Formado en la Universidad Gregoriana de Roma, el prelado, de entonces 35 años, se encontró con una realidad que traspasó los muros de una doctrina adquirida en las aulas. “Llegué a Chiapas con la idea de convertir a los indios pero fueron ellos quienes me convirtieron a mí”, decía Ruíz a sus allegados. Samuel empezó a caminar con una cruz de plata en el pecho. Llegó a los rincones más olvidados de la Selva Lacandona y los Altos de Chiapas, donde encontró pueblos desesperanzados y con las páginas de su historia quemadas durante siglos. En poco tiempo el obispo cambió la cruz de plata por una de madera y llevó la experiencia de su Diócesis hasta el Concilio Vaticano II, celebrado en 1965. La Iglesia católica corroboró su empeño evangelizador por tierras latinoamericanas y asumió la necesidad de hacerlo respetando la idiosincrasia de los pueblos indígenas, algo que Samuel Ruíz ya había empezado a poner en práctica entre los indígenas de Chiapas.
El obispo nacido en Irapuato (Guanajuato), aprendió las lenguas mayas y dio al indígena la oportunidad de desarrollar su propia reflexión sobre la fe. La catequesis del Éxodo se convirtió en su modelo de evangelización, comparando al pueblo judío que huyó de Egipto en busca de la Tierra Prometida con los indígenas que fueron expulsados de la región de los Altos para instalarse en la Selva Lacandona. “Tatic Samuel: te fuiste. Aquí quedamos tus hijos… seguiremos caminando por la paz”. Los mensajes se repiten por los carteles colocados en las fachadas del santuario católico cristobalense, y las coronas de flores blancas que van llegando desde las comunidades e instituciones civiles para despedir al “obispo de los pobres”. Tenía 86 años.
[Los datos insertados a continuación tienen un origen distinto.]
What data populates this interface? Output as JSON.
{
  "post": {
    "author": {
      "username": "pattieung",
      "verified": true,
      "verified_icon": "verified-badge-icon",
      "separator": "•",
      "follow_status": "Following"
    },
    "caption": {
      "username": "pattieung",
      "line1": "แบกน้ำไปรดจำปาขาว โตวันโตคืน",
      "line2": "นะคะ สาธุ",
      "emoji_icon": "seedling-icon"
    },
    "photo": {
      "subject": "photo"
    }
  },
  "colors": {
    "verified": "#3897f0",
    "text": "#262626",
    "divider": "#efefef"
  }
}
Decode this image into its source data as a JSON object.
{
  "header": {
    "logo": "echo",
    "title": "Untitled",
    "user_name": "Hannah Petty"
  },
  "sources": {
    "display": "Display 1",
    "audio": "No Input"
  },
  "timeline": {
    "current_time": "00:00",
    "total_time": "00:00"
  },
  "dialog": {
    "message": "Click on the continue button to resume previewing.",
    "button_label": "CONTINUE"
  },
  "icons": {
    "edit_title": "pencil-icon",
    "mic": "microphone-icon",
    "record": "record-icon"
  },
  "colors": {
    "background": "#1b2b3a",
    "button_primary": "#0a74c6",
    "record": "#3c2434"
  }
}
En el patio del templo de San Nicolás se ha instalado un comedor durante los dos días de funerales. Una larga fila de indígenas espera su turno para recibir el desayuno. La carencia agudiza el ingenio. La fila se extiende hasta la calle, donde se van sumando vendedores ambulantes y niños de 11 años que venden cigarros y a los que nunca les llega una noticia, a no ser que sea el reparto de comida gratis. Los pobres de Samuel Ruíz siguen extendiéndose por pueblos y ciudades.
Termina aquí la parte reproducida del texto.